You are, of course, speculating on what caused Kyocera to abandon the Contax line. I don't beleive the root cuase of Kyocera's pull out was lack of sales. The 645 sold very well and exceeded their expectations for the camera. It is not, obviously, going to sell in the same numbers as a Canon Rebel. but it was profitable (on good margins) and was sufficiently successful that Kyocera designed a new, updated version (the Contax 645 MkII). Even on the 35mm side, they produced some excellent camera like the N1, the RTSIII, the Aria and RX all sold well -- that is, well in their market segment and were profitable.
No, what killed Contax within Kyocera was a lack of effective management and leadership, as well as an inability to understand the dynamics of the technological change going on in the industry and effectively handle to move to digital. The Contax N Digital sold poorly due mostly to gross mismanagement, inept marketing and promotion, and a unwillingness to adapt to much shorter product cycles as technology advanced (old film Contax's had 7-10 year product cycles). All this was true with resepct to the Kyocera brand consumer digicams as well. In the end, Kyocera as a reasonably large company had many balls in the air, and Contax was too small to warrant the management and financial resources necessary to compete. Dealing with Zeiss was a bigconstraint for them as well -- they never really saw eye-to-eye on anything. They, will all the challenges that Contax and digital presented, finally felt their resources would be better applied in other industries (cell phones and cell phone cameras, for example). Quite frankly, they way I see it, ultimately, it was a lack of commitment (and leadership) to Contax from Kyocera's top management that caused them to abandon Contax. In spite of some outstanding products and huge potential in a changing market, the commitment just wasn't there to meet the challenges ahead of them.

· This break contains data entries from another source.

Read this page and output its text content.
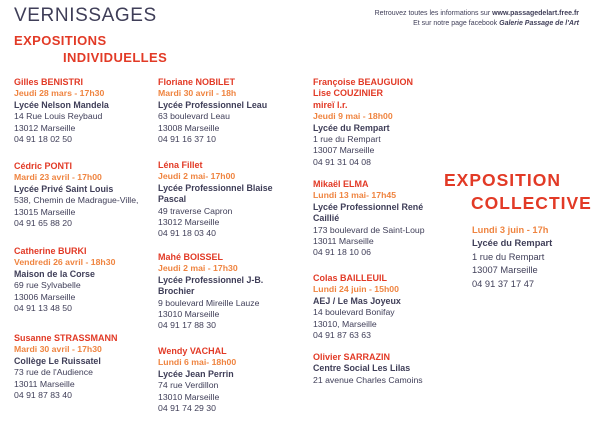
VERNISSAGES	Retrouvez toutes les informations sur www.passagedelart.free.fr
Et sur notre page facebook Galerie Passage de l'Art
EXPOSITIONS
INDIVIDUELLES
Gilles BENISTRI
Jeudi 28 mars - 17h30
Lycée Nelson Mandela
14 Rue Louis Reybaud
13012 Marseille
04 91 18 02 50
Cédric PONTI
Mardi 23 avril - 17h00
Lycée Privé Saint Louis
538, Chemin de Madrague-Ville,
13015 Marseille
04 91 65 88 20
Catherine BURKI
Vendredi 26 avril - 18h30
Maison de la Corse
69 rue Sylvabelle
13006 Marseille
04 91 13 48 50
Susanne STRASSMANN
Mardi 30 avril - 17h30
Collège Le Ruissatel
73 rue de l'Audience
13011 Marseille
04 91 87 83 40
Floriane NOBILET
Mardi 30 avril - 18h
Lycée Professionnel Leau
63 boulevard Leau
13008 Marseille
04 91 16 37 10
Léna Fillet
Jeudi 2 mai- 17h00
Lycée Professionnel Blaise
Pascal
49 traverse Capron
13012 Marseille
04 91 18 03 40
Mahé BOISSEL
Jeudi 2 mai - 17h30
Lycée Professionnel J-B.
Brochier
9 boulevard Mireille Lauze
13010 Marseille
04 91 17 88 30
Wendy VACHAL
Lundi 6 mai- 18h00
Lycée Jean Perrin
74 rue Verdillon
13010 Marseille
04 91 74 29 30
Françoise BEAUGUION
Lise COUZINIER
mireï l.r.
Jeudi 9 mai - 18h00
Lycée du Rempart
1 rue du Rempart
13007 Marseille
04 91 31 04 08
Mikaël ELMA
Lundi 13 mai- 17h45
Lycée Professionnel René
Caillié
173 boulevard de Saint-Loup
13011 Marseille
04 91 18 10 06
Colas BAILLEUIL
Lundi 24 juin - 15h00
AEJ / Le Mas Joyeux
14 boulevard Bonifay
13010, Marseille
04 91 87 63 63
Olivier SARRAZIN
Centre Social Les Lilas
21 avenue Charles Camoins
EXPOSITION
COLLECTIVE
Lundi 3 juin - 17h
Lycée du Rempart
1 rue du Rempart
13007 Marseille
04 91 37 17 47
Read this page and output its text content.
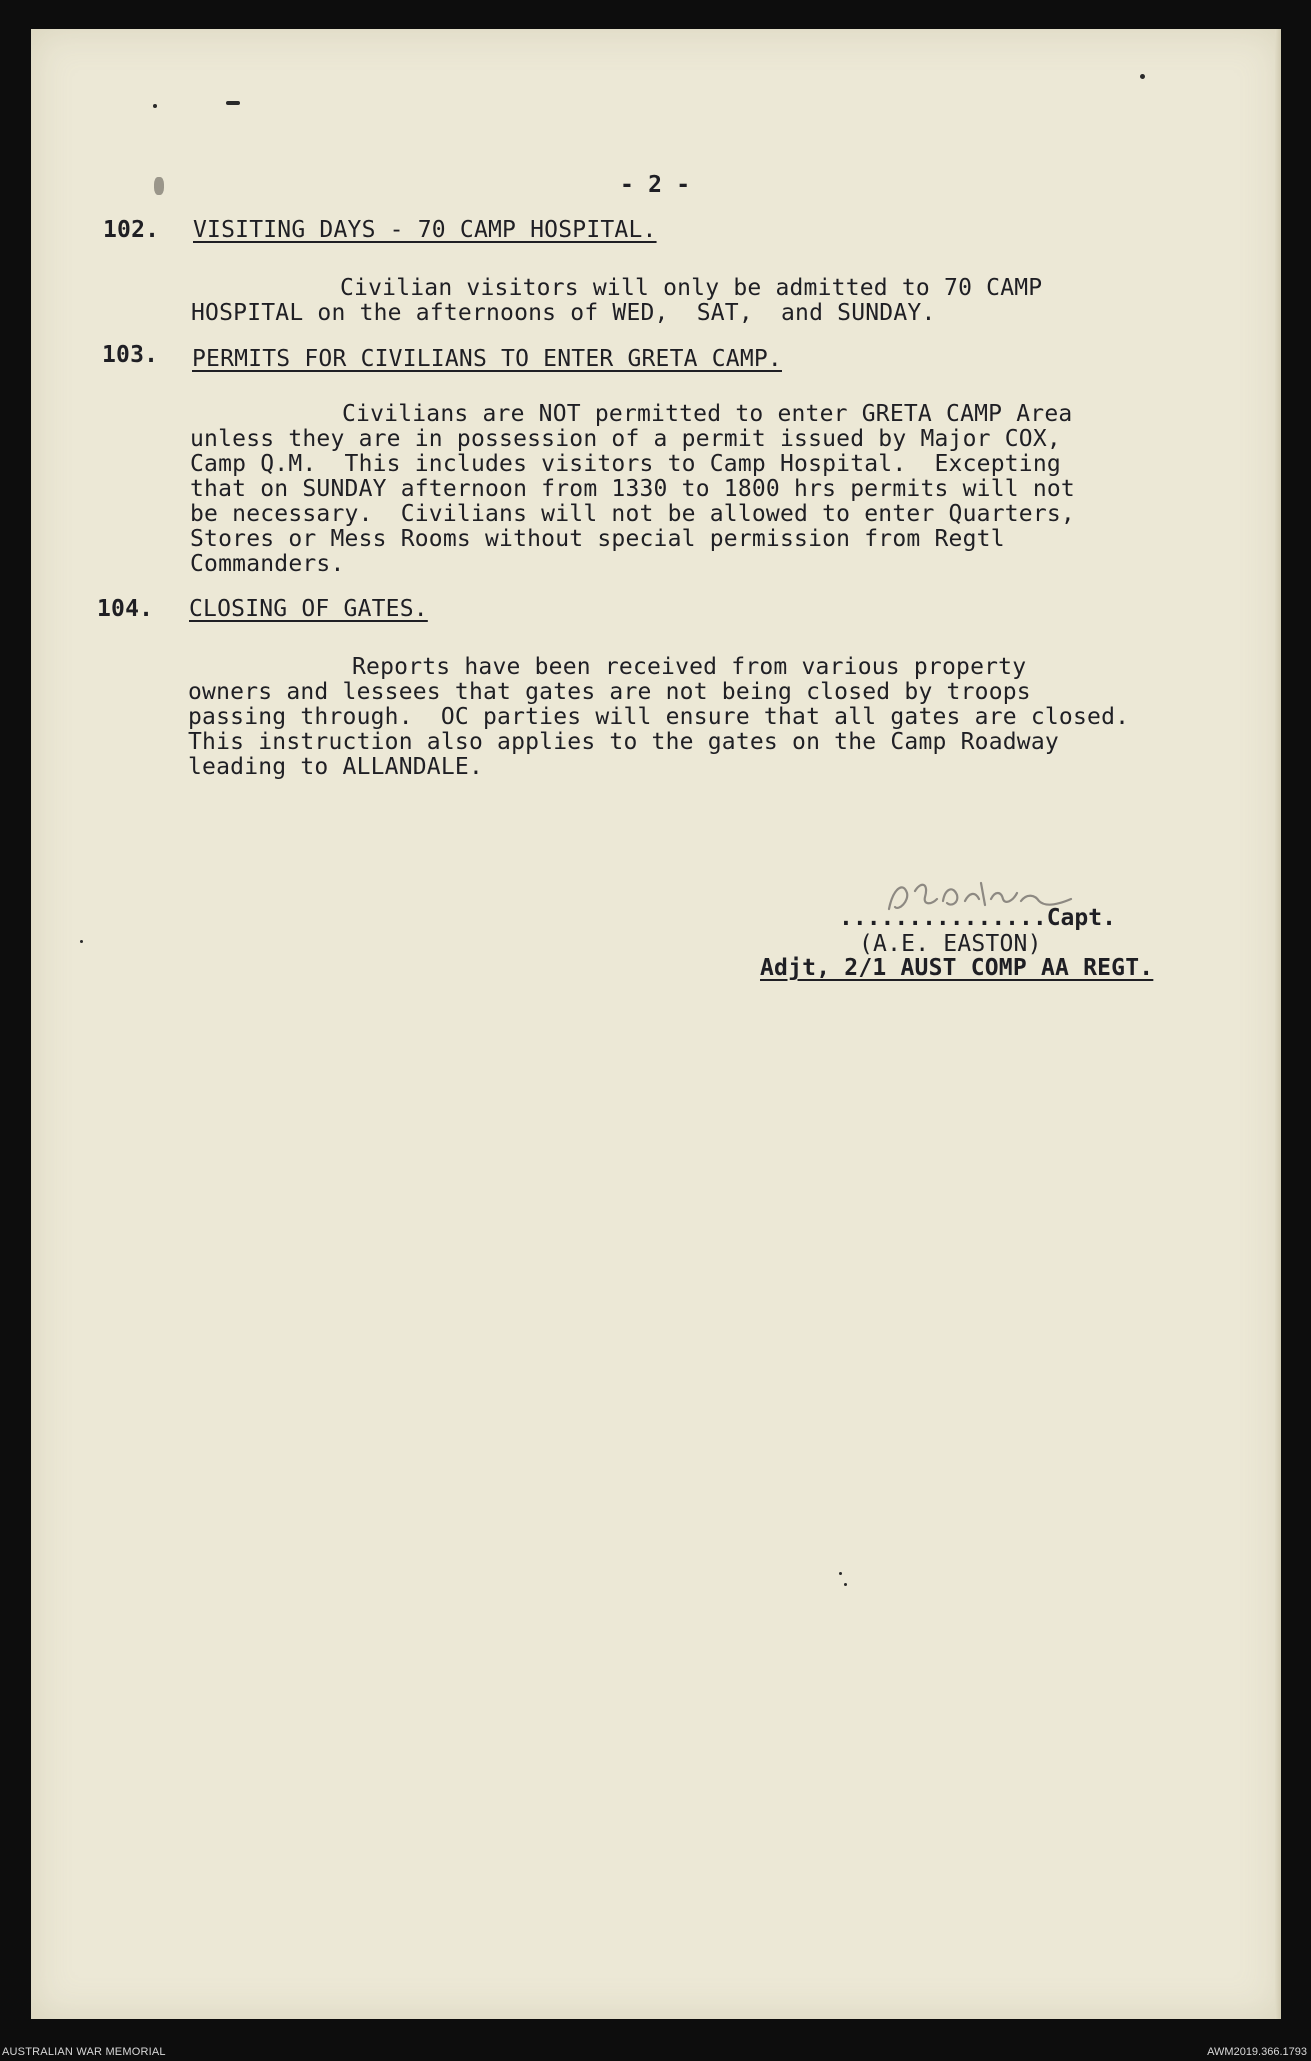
- 2 -
102. VISITING DAYS - 70 CAMP HOSPITAL.
Civilian visitors will only be admitted to 70 CAMP
HOSPITAL on the afternoons of WED,  SAT,  and SUNDAY.
103. PERMITS FOR CIVILIANS TO ENTER GRETA CAMP.
Civilians are NOT permitted to enter GRETA CAMP Area
unless they are in possession of a permit issued by Major COX,
Camp Q.M.  This includes visitors to Camp Hospital.  Excepting
that on SUNDAY afternoon from 1330 to 1800 hrs permits will not
be necessary.  Civilians will not be allowed to enter Quarters,
Stores or Mess Rooms without special permission from Regtl
Commanders.
104. CLOSING OF GATES.
Reports have been received from various property
owners and lessees that gates are not being closed by troops
passing through.  OC parties will ensure that all gates are closed.
This instruction also applies to the gates on the Camp Roadway
leading to ALLANDALE.
...............Capt.
(A.E. EASTON)
Adjt, 2/1 AUST COMP AA REGT.
AUSTRALIAN WAR MEMORIAL	AWM2019.366.1793
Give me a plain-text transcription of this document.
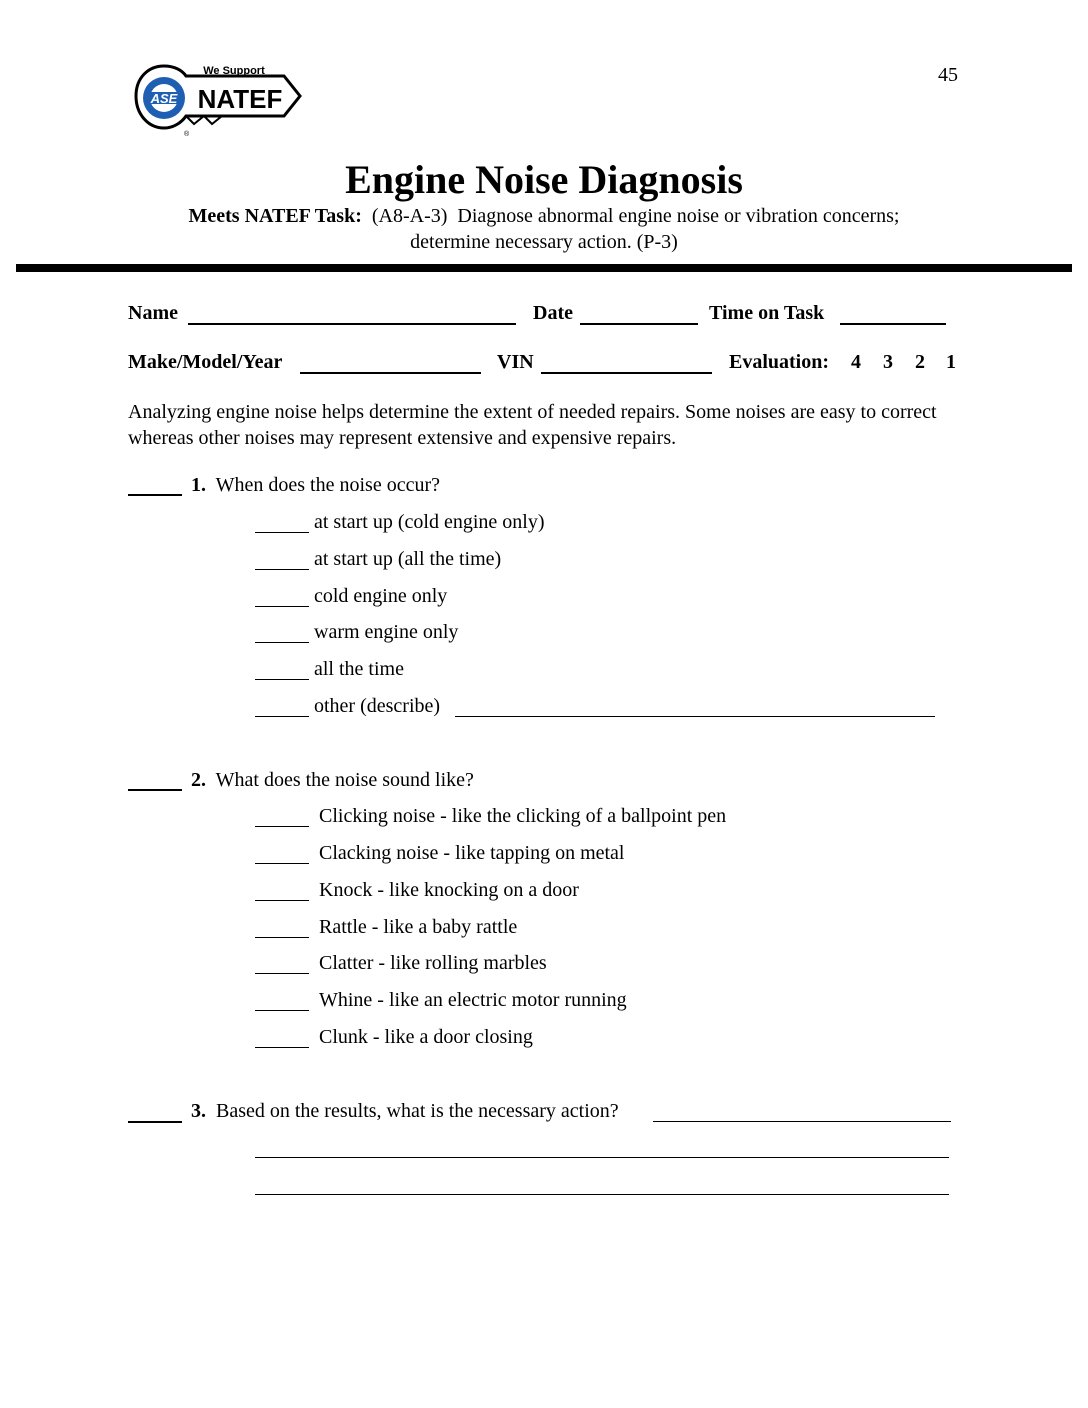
45
ASE
We Support
NATEF
®
Engine Noise Diagnosis
Meets NATEF Task:  (A8-A-3)  Diagnose abnormal engine noise or vibration concerns;
determine necessary action. (P-3)
Name	Date	Time on Task
Make/Model/Year	VIN	Evaluation: 4 3 2 1
Analyzing engine noise helps determine the extent of needed repairs. Some noises are easy to correct whereas other noises may represent extensive and expensive repairs.
1. When does the noise occur?
at start up (cold engine only)
at start up (all the time)
cold engine only
warm engine only
all the time
other (describe)
2. What does the noise sound like?
Clicking noise - like the clicking of a ballpoint pen
Clacking noise - like tapping on metal
Knock - like knocking on a door
Rattle - like a baby rattle
Clatter - like rolling marbles
Whine - like an electric motor running
Clunk - like a door closing
3. Based on the results, what is the necessary action?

If we think about the return of Contax, it's practical to consider what caused Kyocera to abandon the Contax line. It was a lack of sales. If we further consider the return of the line, what's going to fuel an increase in sales; an increase that will be break-even for profitibility? Medium format backs? Not at the current price points. How about shooting film? Get real. Neither is a practical vehicle to return the line to profitibility, at least in comparison to the ease with which most shooters capture with the dSLR's. That's not to say that the dSLR's make better pictures, they don't. dSLR's make smaller pictures that are slightly less sharp because of the low pass filter used to blur aliasing errors. dSLR's have half the image area of a camera back.